The judge wrote in the court ruling, “If Florida truly believes we live in a post-racial society, then let it make its case, but it cannot win the argument by muzzling its opponents.”
FIRE’s lawsuit tackles the legislation’s higher education component.
Foundation attorney Adam Steinbaugh told The College Fix in an email that “for faculty, it limits their ability to discuss contested issues about race in the United States. For students, it imposes a viewpoint-discriminatory limit on the arguments they can encounter in college classrooms, violating the Supreme Court’s prohibition on laws that cast the ‘pall of orthodoxy’ over college classrooms.”
The bill was backed by Gov. DeSantis as a way to keep far-left politics out of schools.

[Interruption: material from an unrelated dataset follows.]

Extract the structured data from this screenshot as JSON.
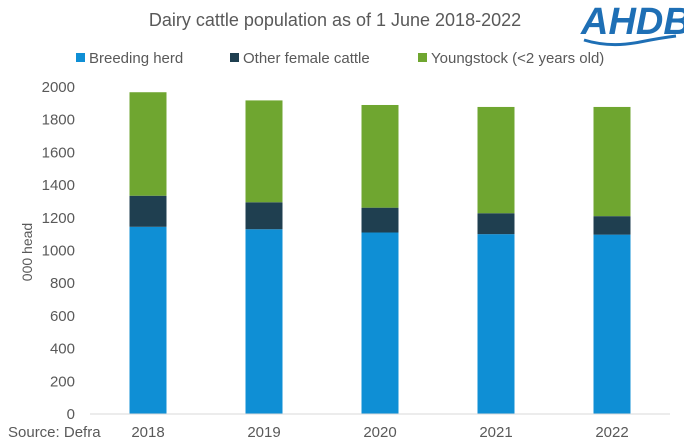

In an April news release, he said “there is no place for indoctrination or discrimination in Florida,” and students should not be taught to feel shame because of their race.
Griffin, in his email to The College Fix, said HB7 protects the free exchange of ideas by limiting what organizations can require employees to “believe” as a condition of employment.
He said that, according to the new law, prohibited concepts include:
members of one race/color/sex/national origin are superior to another
some people are inherently racist
moral character is dictated by race
only certain races are worthy of respect
certain races deserve discrimination
a person must feel guilt or anguish because of their race
certain virtues are racist or exclusive to a race
The concepts are designed to make individuals believe something, and under the law, ideas “cannot be forced on employees as a condition of employment, etc. meaning there is no choice but for the employee to be subjected to these concepts,” he said.
Griffin said the law is not designed to prohibit discussion of concepts listed in the bill but rather provides “such training or instruction is given in an objective manner without endorsement of the concepts.”
He said that “keeping employees or students from being forced to think a certain way upon condition of employment and as directed by those with authority or influence over others (employers over employees, teachers over students) protects freedom of thought.”